I thought that maybe I should book my regular Saturday morning slot with Sainsbury’s Online and add all my regular, not-at-all-panic-buying quantities of foodstuffs (there’s only me – I don’t need much). Alas, there are absolutely no available slots for at least two weeks. Tesco is the same. Ocado put me into a waiting queue just to get to their home page:

(We do this kind of virtual queueing at work for one client who sells shoes – and at this point of time, nobody is going into a frenzy buying shoes mainly because they’re stuck at home, can’t eat them, sanitise their hands with them (unless they wear shoes on their hands for the next several weeks), or use the shoes to wipe their arse.)

That said, I have plenty of food to keep me going for several weeks, and assuming that the local shops don’t close, there shouldn’t – providing people are sensible (oh please be realistic, Martyn – of course they won’t) then things like bread and tinned something should be fine.
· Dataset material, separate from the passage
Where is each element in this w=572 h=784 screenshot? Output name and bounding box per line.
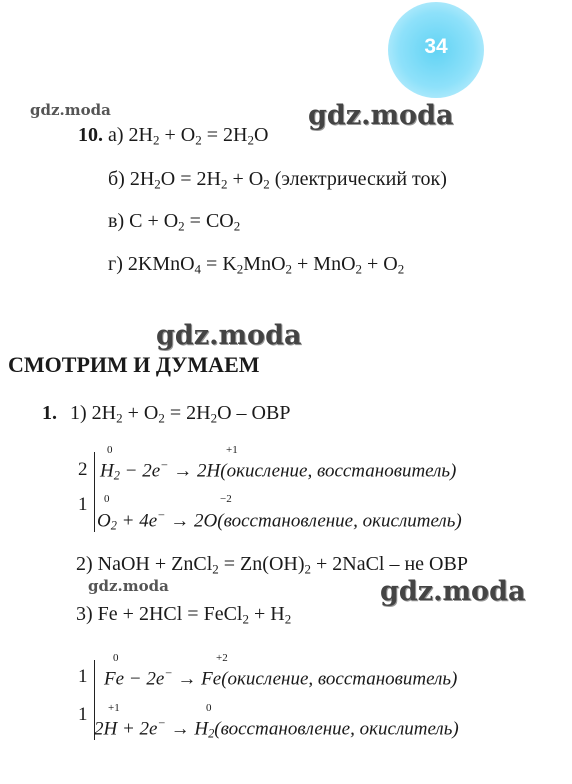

This ain’t Supermarket Sweep, people. It’s not about filling your carts with everything you can find. Just do a normal weekly shop, and nothing should run out as quickly.

You know the ending to The Day The Earth Stood Still in which the alien leaves us a warning to mend our ways? If I were that alien, I’d have had the Earth blown to smithereens. Humans are the worst. (Hopefully the dolphins could facilitate a mass evacuation of dogs, cats, birds and other decent animals before the Earth is destroyed.)